The president singled out two sections of the bill as problematic but his office indicated that a letter sent to Speaker Max Sisulu mandates lawmakers to revise the contentious official secrets bill as a whole.

"It is my opinion that the bill would not pass constitutional muster," said Zuma in announcement that was widely welcomed by critics who have campaigned against the legislation for years.

The Right2Know campaign welcomed Zuma's decision and said he had mentioned "only two of many draconian aspects of the bill" and urged a comprehensive redraft.

 

The world's biggest funder in the fight against AIDS, tuberculosis (TB) and malaria said on Thursday it needs $15-billion over the next three years to begin bringing "the three big global pandemics" under control.

In a report released ahead of a pledging conference later this year, the Global Fund to Fight AIDS, TB and Malaria said timely investments could avert $47-billion in extra treatment costs and save millions of lives. It warned that acting too late would mean missing important opportunities.

Joanne Carter, the head of the RESULTS Educational Fund in the US and a former Global Fund board member said the cost of inaction was far greater than the cost of action, from both a moral and an economic perspective.

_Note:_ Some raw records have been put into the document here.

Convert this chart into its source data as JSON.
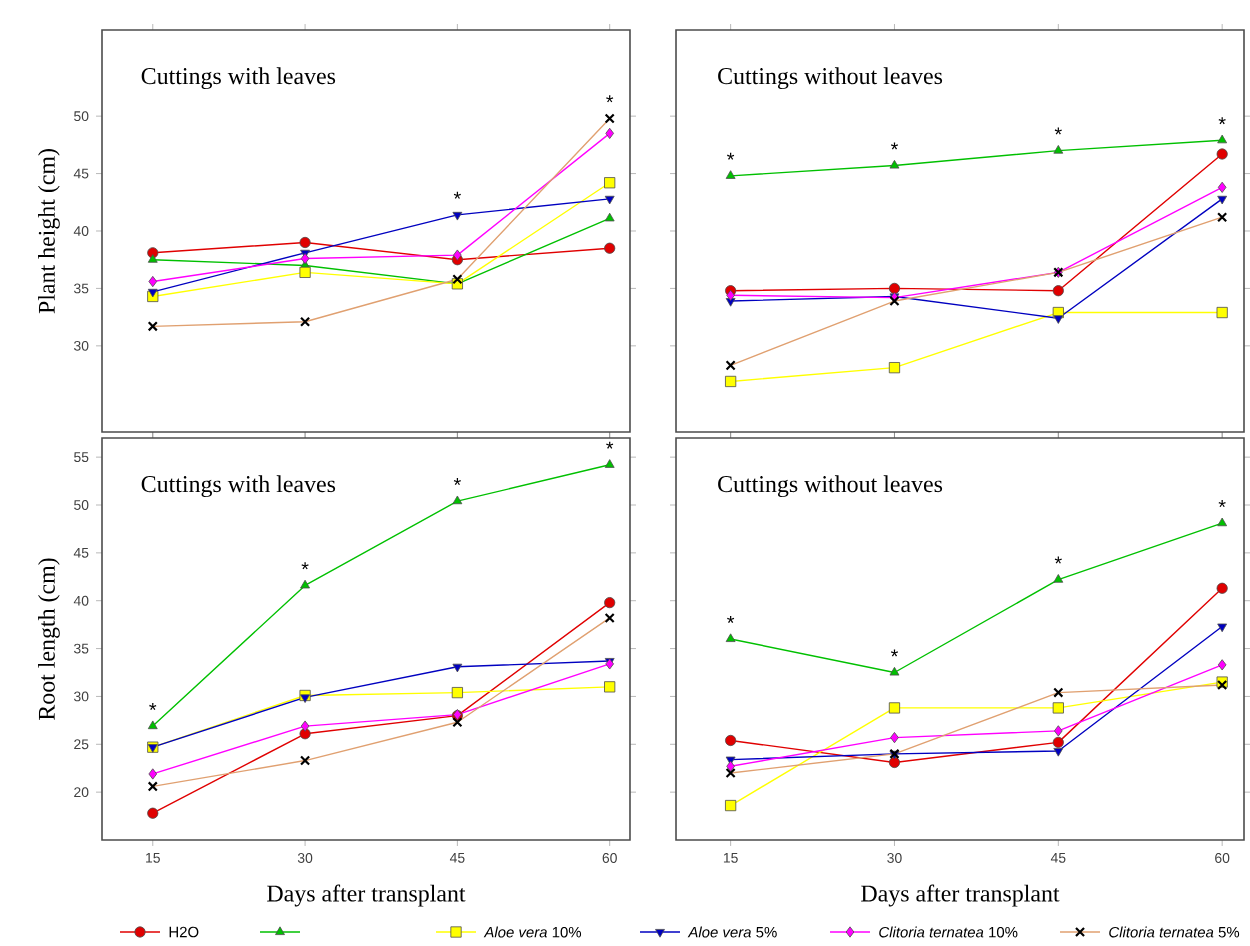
{
  "chart_data": [
    {
      "type": "line",
      "title": "Cuttings with leaves",
      "ylabel": "Plant height (cm)",
      "x": [
        15,
        30,
        45,
        60
      ],
      "xlim": [
        10,
        62
      ],
      "xticks": [
        15,
        30,
        45,
        60
      ],
      "ylim": [
        22.5,
        57.5
      ],
      "yticks": [
        30,
        35,
        40,
        45,
        50
      ],
      "tick_labels": "y",
      "legend": "bottom",
      "series": [
        {
          "name": "H2O",
          "color": "#e00000",
          "marker": "circle",
          "values": [
            38.1,
            39.0,
            37.5,
            38.5
          ]
        },
        {
          "color": "#00c000",
          "marker": "triangle",
          "values": [
            37.5,
            37.0,
            35.4,
            41.1
          ]
        },
        {
          "name": "*Aloe vera* 10%",
          "color": "#ffff00",
          "marker": "square",
          "values": [
            34.3,
            36.4,
            35.4,
            44.2
          ]
        },
        {
          "name": "*Aloe vera* 5%",
          "color": "#0000c0",
          "marker": "triangle-down",
          "values": [
            34.7,
            38.1,
            41.4,
            42.8
          ]
        },
        {
          "name": "*Clitoria ternatea* 10%",
          "color": "#ff00ff",
          "marker": "diamond",
          "values": [
            35.6,
            37.6,
            37.9,
            48.5
          ]
        },
        {
          "name": "*Clitoria ternatea* 5%",
          "color": "#e0a070",
          "marker": "cross",
          "values": [
            31.7,
            32.1,
            35.8,
            49.8
          ]
        }
      ],
      "annotations": [
        {
          "text": "*",
          "x": 45,
          "y": 41.4
        },
        {
          "text": "*",
          "x": 60,
          "y": 49.8
        }
      ]
    },
    {
      "type": "line",
      "title": "Cuttings without leaves",
      "x": [
        15,
        30,
        45,
        60
      ],
      "xlim": [
        10,
        62
      ],
      "xticks": [
        15,
        30,
        45,
        60
      ],
      "ylim": [
        22.5,
        57.5
      ],
      "yticks": [
        30,
        35,
        40,
        45,
        50
      ],
      "tick_labels": false,
      "series": [
        {
          "color": "#e00000",
          "marker": "circle",
          "values": [
            34.8,
            35.0,
            34.8,
            46.7
          ]
        },
        {
          "color": "#00c000",
          "marker": "triangle",
          "values": [
            44.8,
            45.7,
            47.0,
            47.9
          ]
        },
        {
          "color": "#ffff00",
          "marker": "square",
          "values": [
            26.9,
            28.1,
            32.9,
            32.9
          ]
        },
        {
          "color": "#0000c0",
          "marker": "triangle-down",
          "values": [
            33.9,
            34.3,
            32.4,
            42.8
          ]
        },
        {
          "color": "#ff00ff",
          "marker": "diamond",
          "values": [
            34.4,
            34.2,
            36.4,
            43.8
          ]
        },
        {
          "color": "#e0a070",
          "marker": "cross",
          "values": [
            28.3,
            33.9,
            36.4,
            41.2
          ]
        }
      ],
      "annotations": [
        {
          "text": "*",
          "x": 15,
          "y": 44.8
        },
        {
          "text": "*",
          "x": 30,
          "y": 45.7
        },
        {
          "text": "*",
          "x": 45,
          "y": 47.0
        },
        {
          "text": "*",
          "x": 60,
          "y": 47.9
        }
      ]
    },
    {
      "type": "line",
      "title": "Cuttings with leaves",
      "ylabel": "Root length (cm)",
      "xlabel": "Days after transplant",
      "x": [
        15,
        30,
        45,
        60
      ],
      "xlim": [
        10,
        62
      ],
      "xticks": [
        15,
        30,
        45,
        60
      ],
      "ylim": [
        15,
        57
      ],
      "yticks": [
        20,
        25,
        30,
        35,
        40,
        45,
        50,
        55
      ],
      "series": [
        {
          "color": "#e00000",
          "marker": "circle",
          "values": [
            17.8,
            26.1,
            28.0,
            39.8
          ]
        },
        {
          "color": "#00c000",
          "marker": "triangle",
          "values": [
            26.9,
            41.6,
            50.4,
            54.2
          ]
        },
        {
          "color": "#ffff00",
          "marker": "square",
          "values": [
            24.7,
            30.1,
            30.4,
            31.0
          ]
        },
        {
          "color": "#0000c0",
          "marker": "triangle-down",
          "values": [
            24.7,
            29.9,
            33.1,
            33.7
          ]
        },
        {
          "color": "#ff00ff",
          "marker": "diamond",
          "values": [
            21.9,
            26.9,
            28.1,
            33.4
          ]
        },
        {
          "color": "#e0a070",
          "marker": "cross",
          "values": [
            20.6,
            23.3,
            27.3,
            38.2
          ]
        }
      ],
      "annotations": [
        {
          "text": "*",
          "x": 15,
          "y": 26.9
        },
        {
          "text": "*",
          "x": 30,
          "y": 41.6
        },
        {
          "text": "*",
          "x": 45,
          "y": 50.4
        },
        {
          "text": "*",
          "x": 60,
          "y": 54.2
        }
      ]
    },
    {
      "type": "line",
      "title": "Cuttings without leaves",
      "xlabel": "Days after transplant",
      "x": [
        15,
        30,
        45,
        60
      ],
      "xlim": [
        10,
        62
      ],
      "xticks": [
        15,
        30,
        45,
        60
      ],
      "ylim": [
        15,
        57
      ],
      "yticks": [
        20,
        25,
        30,
        35,
        40,
        45,
        50,
        55
      ],
      "tick_labels": "x",
      "series": [
        {
          "color": "#e00000",
          "marker": "circle",
          "values": [
            25.4,
            23.1,
            25.2,
            41.3
          ]
        },
        {
          "color": "#00c000",
          "marker": "triangle",
          "values": [
            36.0,
            32.5,
            42.2,
            48.1
          ]
        },
        {
          "color": "#ffff00",
          "marker": "square",
          "values": [
            18.6,
            28.8,
            28.8,
            31.5
          ]
        },
        {
          "color": "#0000c0",
          "marker": "triangle-down",
          "values": [
            23.4,
            24.0,
            24.3,
            37.3
          ]
        },
        {
          "color": "#ff00ff",
          "marker": "diamond",
          "values": [
            22.7,
            25.7,
            26.4,
            33.3
          ]
        },
        {
          "color": "#e0a070",
          "marker": "cross",
          "values": [
            22.0,
            24.0,
            30.4,
            31.2
          ]
        }
      ],
      "annotations": [
        {
          "text": "*",
          "x": 15,
          "y": 36.0
        },
        {
          "text": "*",
          "x": 30,
          "y": 32.5
        },
        {
          "text": "*",
          "x": 45,
          "y": 42.2
        },
        {
          "text": "*",
          "x": 60,
          "y": 48.1
        }
      ]
    }
  ]
}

Founded in 2002, the fund raises money from donors every three years and in 2010 secured just under $12-billion for the years 2011 to 2013.
 

A new United Nations Conference on Trade and Development (or Unctad) study argues that, five years since the onset of the financial crisis, the global economy remains in a structural crisis and it is, therefore, not possible for countries to pursue pre-crisis growth strategies, including export-led development policies.

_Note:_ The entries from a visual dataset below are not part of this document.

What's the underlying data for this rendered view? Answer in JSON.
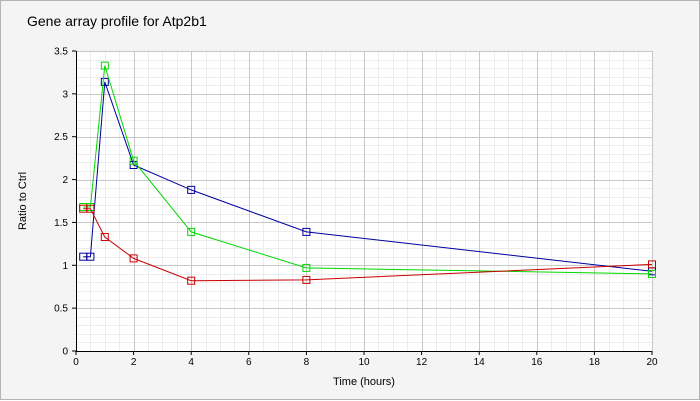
{
  "chart_data": {
    "type": "line",
    "title": "Gene array profile for Atp2b1",
    "xlabel": "Time (hours)",
    "ylabel": "Ratio to Ctrl",
    "xlim": [
      0,
      20
    ],
    "ylim": [
      0,
      3.5
    ],
    "x_ticks": [
      "0",
      "2",
      "4",
      "6",
      "8",
      "10",
      "12",
      "14",
      "16",
      "18",
      "20"
    ],
    "y_ticks": [
      "0",
      "0.5",
      "1",
      "1.5",
      "2",
      "2.5",
      "3",
      "3.5"
    ],
    "grid": true,
    "marker": "square",
    "series": [
      {
        "color": "#0000a0",
        "x": [
          0.25,
          0.5,
          1,
          2,
          4,
          8,
          20
        ],
        "y": [
          1.1,
          1.1,
          3.14,
          2.17,
          1.88,
          1.39,
          0.93
        ]
      },
      {
        "color": "#00d800",
        "x": [
          0.25,
          0.5,
          1,
          2,
          4,
          8,
          20
        ],
        "y": [
          1.68,
          1.68,
          3.33,
          2.22,
          1.39,
          0.97,
          0.9
        ]
      },
      {
        "color": "#c80000",
        "x": [
          0.25,
          0.5,
          1,
          2,
          4,
          8,
          20
        ],
        "y": [
          1.66,
          1.66,
          1.33,
          1.08,
          0.82,
          0.83,
          1.01
        ]
      }
    ]
  }
}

TheTrade and Development Report 2013 argues that export-led strategies – mainstay policies for countries such as China, South Korea and, to a lesser extent, South Africa – are no longer viable. Instead, more balanced strategies, geared towards generating a greater role for domestic and regional demand, should be pursued.

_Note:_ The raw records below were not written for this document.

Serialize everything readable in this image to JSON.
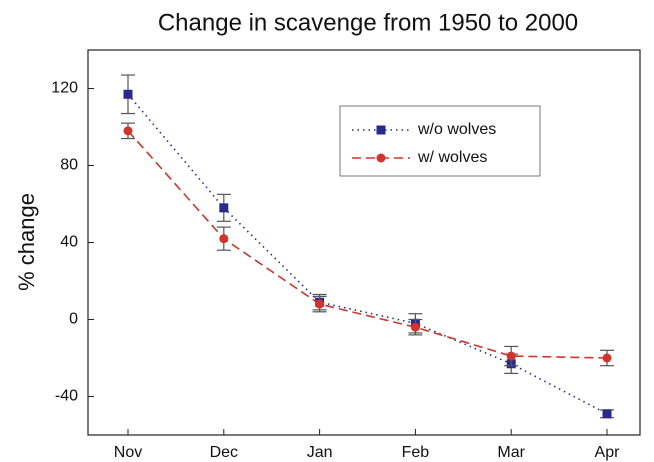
{
  "chart_data": {
    "type": "line",
    "title": "Change in scavenge from 1950 to 2000",
    "y_label": "% change",
    "categories": [
      "Nov",
      "Dec",
      "Jan",
      "Feb",
      "Mar",
      "Apr"
    ],
    "series": [
      {
        "name": "w/o wolves",
        "color": "#2a2a8c",
        "marker": "square",
        "dash": "dotted",
        "values": [
          117,
          58,
          9,
          -2,
          -23,
          -49
        ],
        "errors": [
          10,
          7,
          4,
          5,
          5,
          2
        ]
      },
      {
        "name": "w/ wolves",
        "color": "#d0342c",
        "marker": "circle",
        "dash": "dashed",
        "values": [
          98,
          42,
          8,
          -4,
          -19,
          -20
        ],
        "errors": [
          4,
          6,
          4,
          4,
          5,
          4
        ]
      }
    ],
    "ylim": [
      -60,
      140
    ],
    "yticks": [
      -40,
      0,
      40,
      80,
      120
    ],
    "grid": false
  }
}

Unctad estimates that world output growth – which slowed from 4.1% in 2010 to 2.8% in 2011 and then to 2.2% in 2012 – will not recover in 2013, when it is likely to decelerate further to 2.1%.  It also notes that global trade expansion has “virtually ground to a halt”, with volumes increasing by less than 2% in 2012.

Trade and Development Report 2013coauthor Diana Barrowclough said that it also acknowledged that South Africa’s domestic market lacked scale and that regional cooperation and coordination would, therefore, also be required to meet its development objectives.

 

 

Also making headlines:
 

The primary construction contractor for the Medupi and Kusile coal-fired power stations, Hitachi Power Africa, says skills shortages are inhibiting success of local infrastructure projects.
 

And, the Institute for Security Studies says national police crime statistics should be released once a month and not  yearly when they are out of date.

That's a roundup of news making headlines today.